As more details emerged about Emwazi, named by media and experts as the man who beheaded at least five Western hostages held by the IS group in Syria and Iraq, questions were asked about whether he could have been stopped.
Civil rights group Cage, which had been in touch with the Kuwaiti-born computing graduate before he left Britain, said MI5 had been tracking Emwazi since at least 2009.
Officials have not confirmed Emwazi's identity, but Cameron said Friday: "We will do everything we can with the police, the security services, with all that we have at our disposal, to find these people and put them out of action."
He added: "All of the time they (the security services) are having to make incredibly difficult judgements and I think basically they make very good judgements on our behalf."

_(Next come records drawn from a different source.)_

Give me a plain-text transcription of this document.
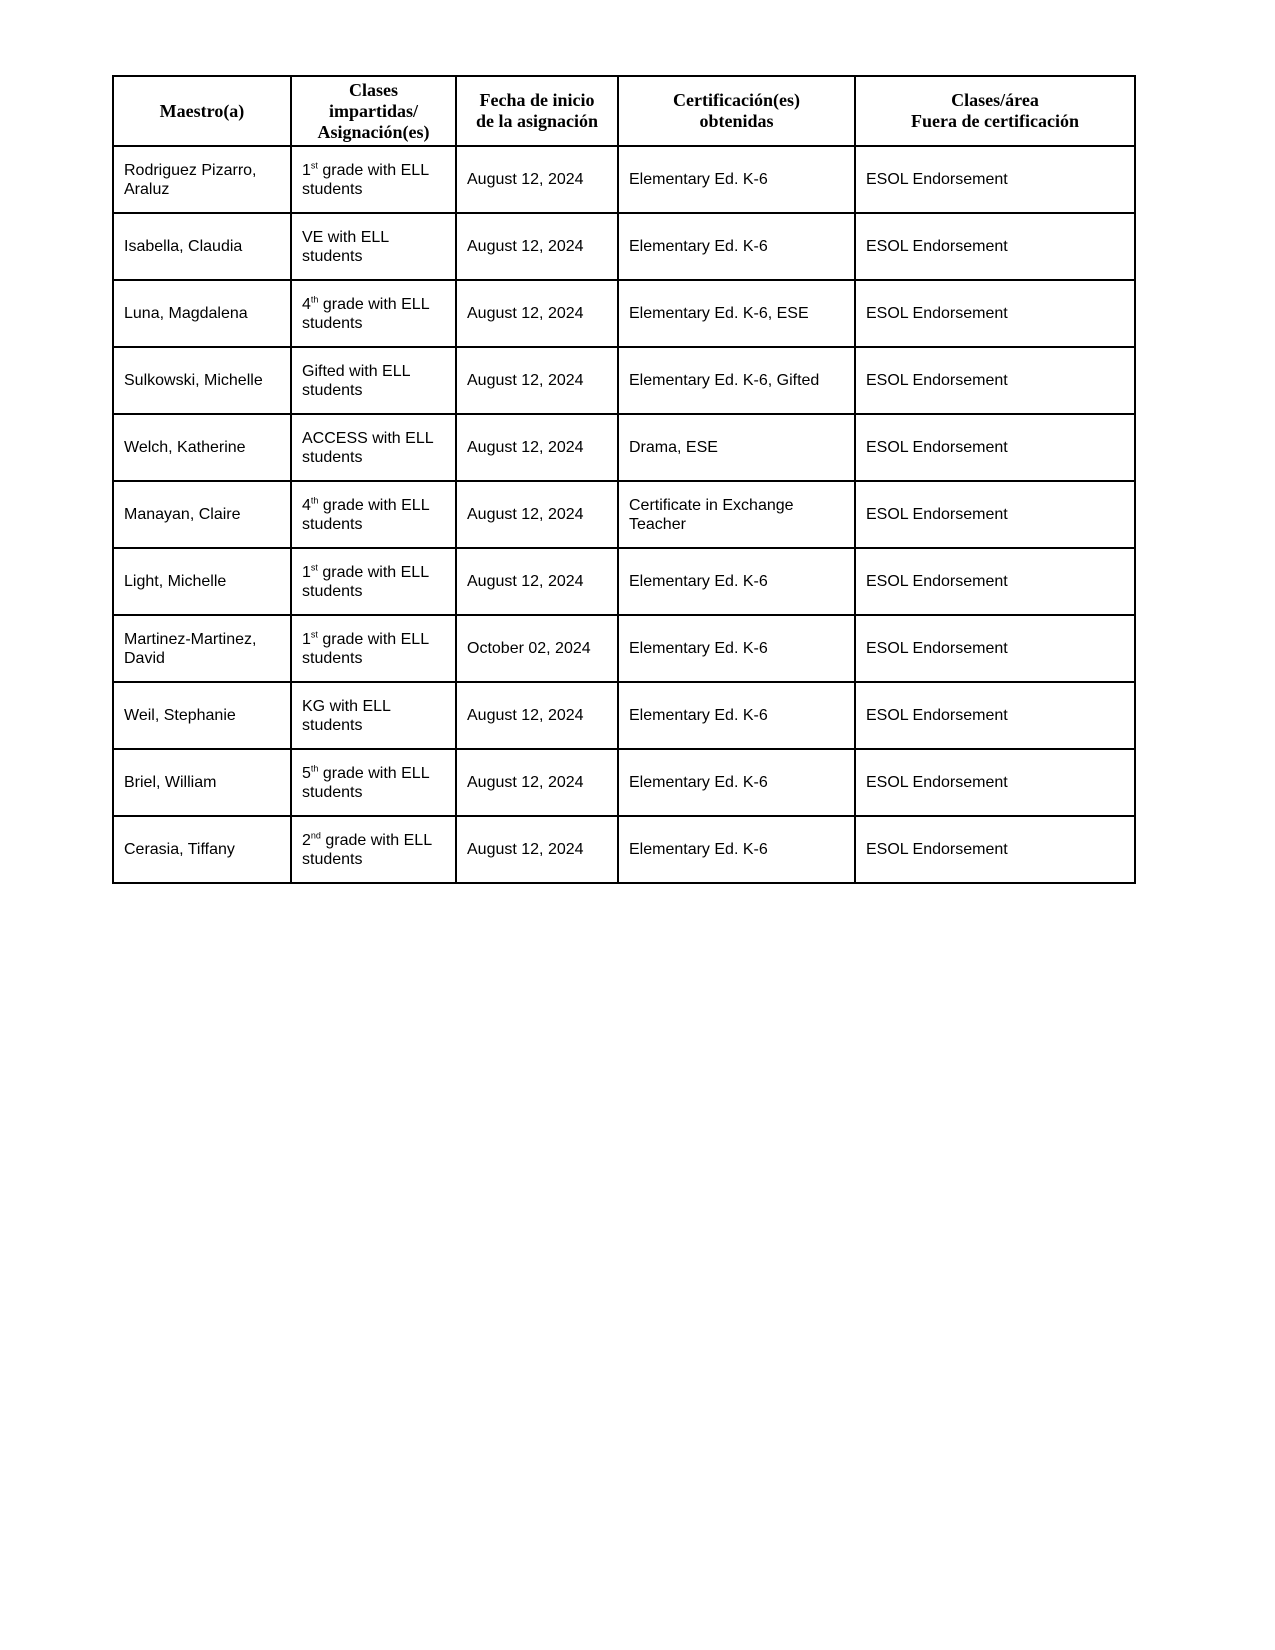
Maestro(a)	Clases
impartidas/
Asignación(es)	Fecha de inicio
de la asignación	Certificación(es)
obtenidas	Clases/área
Fuera de certificación

Rodriguez Pizarro,
Araluz	1st grade with ELL
students	August 12, 2024	Elementary Ed. K-6	ESOL Endorsement

Isabella, Claudia	VE with ELL
students	August 12, 2024	Elementary Ed. K-6	ESOL Endorsement

Luna, Magdalena	4th grade with ELL
students	August 12, 2024	Elementary Ed. K-6, ESE	ESOL Endorsement

Sulkowski, Michelle	Gifted with ELL
students	August 12, 2024	Elementary Ed. K-6, Gifted	ESOL Endorsement

Welch, Katherine	ACCESS with ELL
students	August 12, 2024	Drama, ESE	ESOL Endorsement

Manayan, Claire	4th grade with ELL
students	August 12, 2024	Certificate in Exchange
Teacher	ESOL Endorsement

Light, Michelle	1st grade with ELL
students	August 12, 2024	Elementary Ed. K-6	ESOL Endorsement

Martinez-Martinez,
David	1st grade with ELL
students	October 02, 2024	Elementary Ed. K-6	ESOL Endorsement

Weil, Stephanie	KG with ELL
students	August 12, 2024	Elementary Ed. K-6	ESOL Endorsement

Briel, William	5th grade with ELL
students	August 12, 2024	Elementary Ed. K-6	ESOL Endorsement

Cerasia, Tiffany	2nd grade with ELL
students	August 12, 2024	Elementary Ed. K-6	ESOL Endorsement
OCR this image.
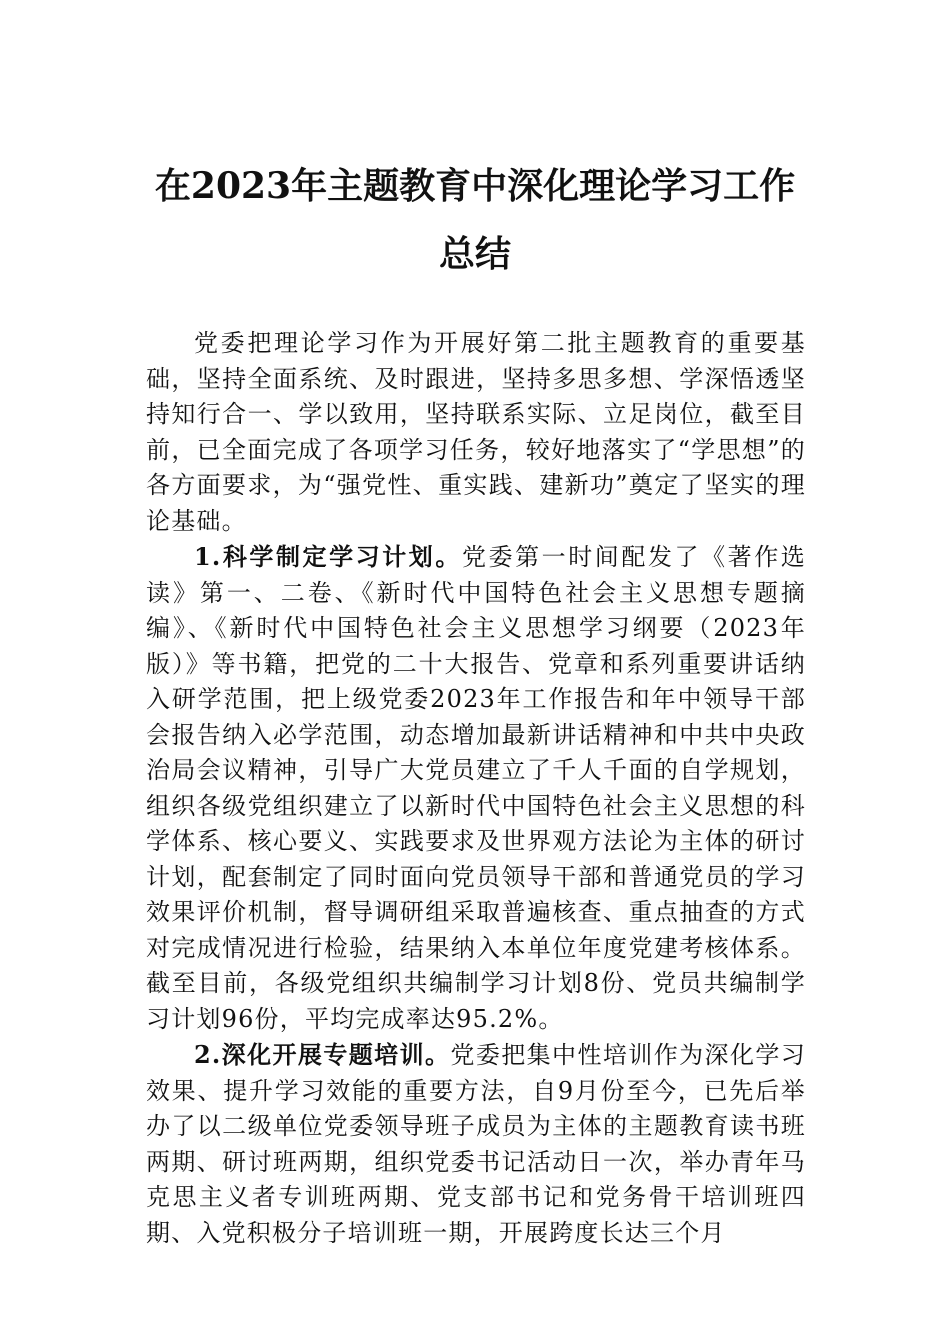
在2023年主题教育中深化理论学习工作总结

党委把理论学习作为开展好第二批主题教育的重要基础，坚持全面系统、及时跟进，坚持多思多想、学深悟透坚持知行合一、学以致用，坚持联系实际、立足岗位，截至目前，已全面完成了各项学习任务，较好地落实了“学思想”的各方面要求，为“强党性、重实践、建新功”奠定了坚实的理论基础。

1.科学制定学习计划。党委第一时间配发了《著作选读》第一、二卷、《新时代中国特色社会主义思想专题摘编》、《新时代中国特色社会主义思想学习纲要（2023年版）》等书籍，把党的二十大报告、党章和系列重要讲话纳入研学范围，把上级党委2023年工作报告和年中领导干部会报告纳入必学范围，动态增加最新讲话精神和中共中央政治局会议精神，引导广大党员建立了千人千面的自学规划，组织各级党组织建立了以新时代中国特色社会主义思想的科学体系、核心要义、实践要求及世界观方法论为主体的研讨计划，配套制定了同时面向党员领导干部和普通党员的学习效果评价机制，督导调研组采取普遍核查、重点抽查的方式对完成情况进行检验，结果纳入本单位年度党建考核体系。截至目前，各级党组织共编制学习计划8份、党员共编制学习计划96份，平均完成率达95.2%。

2.深化开展专题培训。党委把集中性培训作为深化学习效果、提升学习效能的重要方法，自9月份至今，已先后举办了以二级单位党委领导班子成员为主体的主题教育读书班两期、研讨班两期，组织党委书记活动日一次，举办青年马克思主义者专训班两期、党支部书记和党务骨干培训班四期、入党积极分子培训班一期，开展跨度长达三个月
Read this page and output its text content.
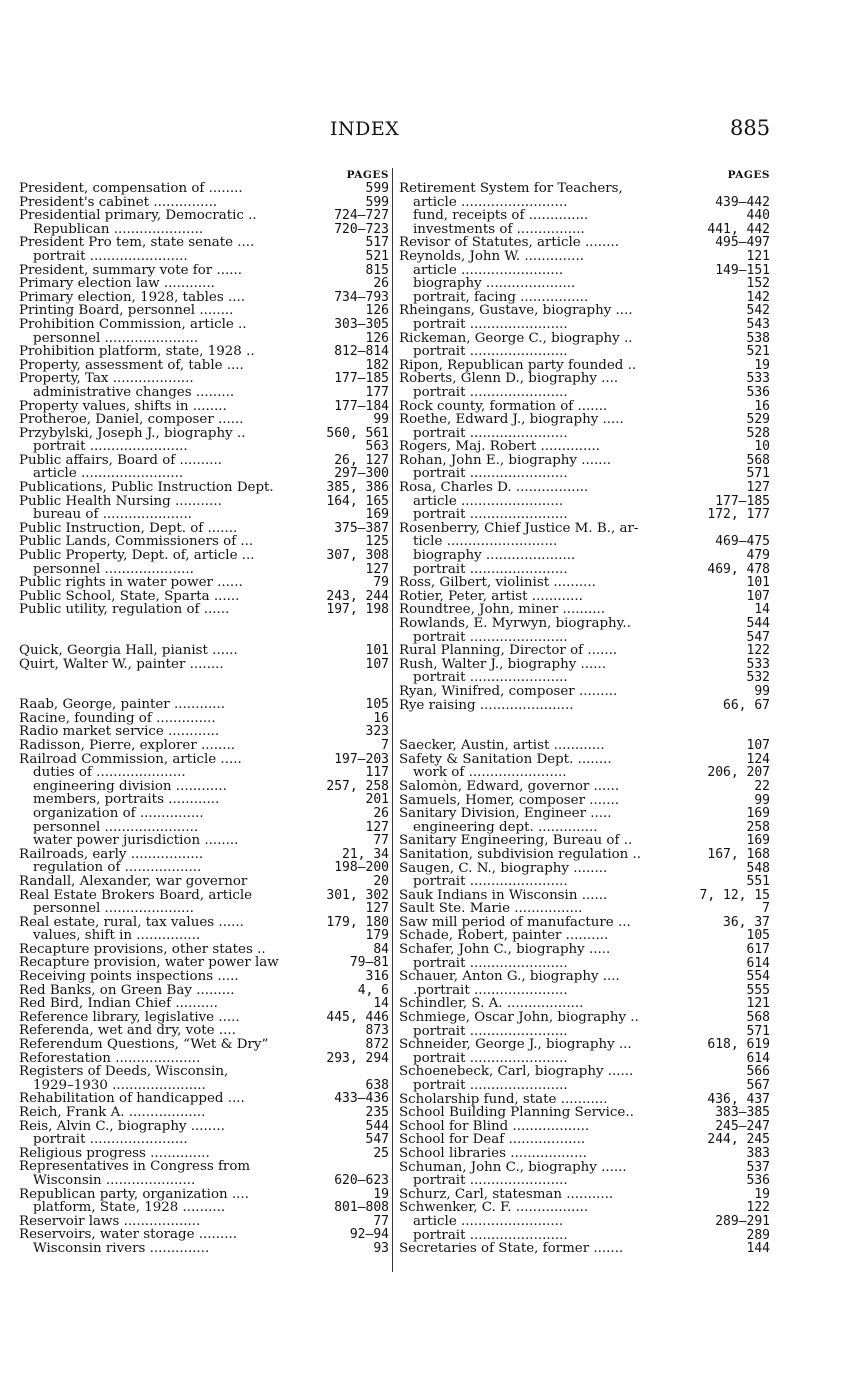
INDEX	885
PAGES
President, compensation of ........	599
President's cabinet ...............	599
Presidential primary, Democratic ..	724–727
Republican .....................	720–723
President Pro tem, state senate ....	517
portrait .......................	521
President, summary vote for ......	815
Primary election law ............	26
Primary election, 1928, tables ....	734–793
Printing Board, personnel ........	126
Prohibition Commission, article ..	303–305
personnel ......................	126
Prohibition platform, state, 1928 ..	812–814
Property, assessment of, table ....	182
Property, Tax ...................	177–185
administrative changes .........	177
Property values, shifts in ........	177–184
Protheroe, Daniel, composer ......	99
Przybylski, Joseph J., biography ..	560, 561
portrait .......................	563
Public affairs, Board of ..........	26, 127
article ........................	297–300
Publications, Public Instruction Dept.	385, 386
Public Health Nursing ...........	164, 165
bureau of .....................	169
Public Instruction, Dept. of .......	375–387
Public Lands, Commissioners of ...	125
Public Property, Dept. of, article ...	307, 308
personnel .....................	127
Public rights in water power ......	79
Public School, State, Sparta ......	243, 244
Public utility, regulation of ......	197, 198
Quick, Georgia Hall, pianist ......	101
Quirt, Walter W., painter ........	107
Raab, George, painter ............	105
Racine, founding of ..............	16
Radio market service ............	323
Radisson, Pierre, explorer ........	7
Railroad Commission, article .....	197–203
duties of .....................	117
engineering division ............	257, 258
members, portraits ............	201
organization of ...............	26
personnel ......................	127
water power jurisdiction ........	77
Railroads, early .................	21, 34
regulation of ..................	198–200
Randall, Alexander, war governor	20
Real Estate Brokers Board, article	301, 302
personnel .....................	127
Real estate, rural, tax values ......	179, 180
values, shift in ...............	179
Recapture provisions, other states ..	84
Recapture provision, water power law	79–81
Receiving points inspections .....	316
Red Banks, on Green Bay .........	4, 6
Red Bird, Indian Chief ..........	14
Reference library, legislative .....	445, 446
Referenda, wet and dry, vote ....	873
Referendum Questions, “Wet & Dry”	872
Reforestation ....................	293, 294
Registers of Deeds, Wisconsin,
1929–1930 ......................	638
Rehabilitation of handicapped ....	433–436
Reich, Frank A. ..................	235
Reis, Alvin C., biography ........	544
portrait .......................	547
Religious progress ..............	25
Representatives in Congress from
Wisconsin .....................	620–623
Republican party, organization ....	19
platform, State, 1928 ..........	801–808
Reservoir laws ..................	77
Reservoirs, water storage .........	92–94
Wisconsin rivers ..............	93
PAGES
Retirement System for Teachers,
article .........................	439–442
fund, receipts of ..............	440
investments of ................	441, 442
Revisor of Statutes, article ........	495–497
Reynolds, John W. ..............	121
article ........................	149–151
biography .....................	152
portrait, facing ................	142
Rheingans, Gustave, biography ....	542
portrait .......................	543
Rickeman, George C., biography ..	538
portrait .......................	521
Ripon, Republican party founded ..	19
Roberts, Glenn D., biography ....	533
portrait .......................	536
Rock county, formation of .......	16
Roethe, Edward J., biography .....	529
portrait .......................	528
Rogers, Maj. Robert ..............	10
Rohan, John E., biography .......	568
portrait .......................	571
Rosa, Charles D. .................	127
article ........................	177–185
portrait .......................	172, 177
Rosenberry, Chief Justice M. B., ar-
ticle ..........................	469–475
biography .....................	479
portrait .......................	469, 478
Ross, Gilbert, violinist ..........	101
Rotier, Peter, artist ............	107
Roundtree, John, miner ..........	14
Rowlands, E. Myrwyn, biography..	544
portrait .......................	547
Rural Planning, Director of .......	122
Rush, Walter J., biography ......	533
portrait .......................	532
Ryan, Winifred, composer .........	99
Rye raising ......................	66, 67
Saecker, Austin, artist ............	107
Safety & Sanitation Dept. ........	124
work of .......................	206, 207
Salomòn, Edward, governor ......	22
Samuels, Homer, composer .......	99
Sanitary Division, Engineer .....	169
engineering dept. ..............	258
Sanitary Engineering, Bureau of ..	169
Sanitation, subdivision regulation ..	167, 168
Saugen, C. N., biography ........	548
portrait .......................	551
Sauk Indians in Wisconsin ......	7, 12, 15
Sault Ste. Marie ................	7
Saw mill period of manufacture ...	36, 37
Schade, Robert, painter ..........	105
Schafer, John C., biography .....	617
portrait .......................	614
Schauer, Anton G., biography ....	554
.portrait ......................	555
Schindler, S. A. ..................	121
Schmiege, Oscar John, biography ..	568
portrait .......................	571
Schneider, George J., biography ...	618, 619
portrait .......................	614
Schoenebeck, Carl, biography ......	566
portrait .......................	567
Scholarship fund, state ...........	436, 437
School Building Planning Service..	383–385
School for Blind ..................	245–247
School for Deaf ..................	244, 245
School libraries ..................	383
Schuman, John C., biography ......	537
portrait .......................	536
Schurz, Carl, statesman ...........	19
Schwenker, C. F. .................	122
article ........................	289–291
portrait .......................	289
Secretaries of State, former .......	144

Olivier Guitta, managing director of security and risk consultancy GlobalStrat, warned the security forces lacked the resources to track all those who crossed their radar.
"To monitor one person you need 30 officers, so if you have in England 1,000 people that are on your list, you need 30,000 officers. We don't have that," he told AFP.
But senior lawmaker David Davis, a member of Cameron's Conservative Party, said Emwazi was known to associate with fanatics and was on a terror watchlist.
"How many more people must die before we start to look more closely at the strategy of our intelligence services?" he wrote in The Guardian newspaper on Saturday.
- 'Apology for terror' -
Further criticism came from Cage, a group which supports people impacted by the so-called war on terror, which said Emwazi had been radicalised because of "harassment" by British intelligence agents.
The group said this began following a post-graduation trip to Tanzania in 2009 when Emwazi was accused of seeking to join militants in Somalia.
Cage also alleged that MI5 tried to recruit the graduate, who it described as a "beautiful young man".
Cameron's office said it was "reprehensible" to suggest MI5 was to blame for Emwazi's actions, while London mayor Boris Johnson accused Cage of an "apology for terror".
John Sawers, the former head of Britain's MI6 foreign intelligence agency, told the BBC: "The idea that somehow being spoken to by a member of MI5 is a radicalising act, I think this is very false and very transparent."
- Baseball fan -
Emwazi had lived in Britain since the age of six and many of those who knew him expressed disbelief at his new identity.
One of his former high school teachers told the BBC that Emwazi had anger issues as a teenager but was successfully helped to control his emotions.
The unnamed woman said he "had everything going for him" and said his apparent transformation was "unbelievable".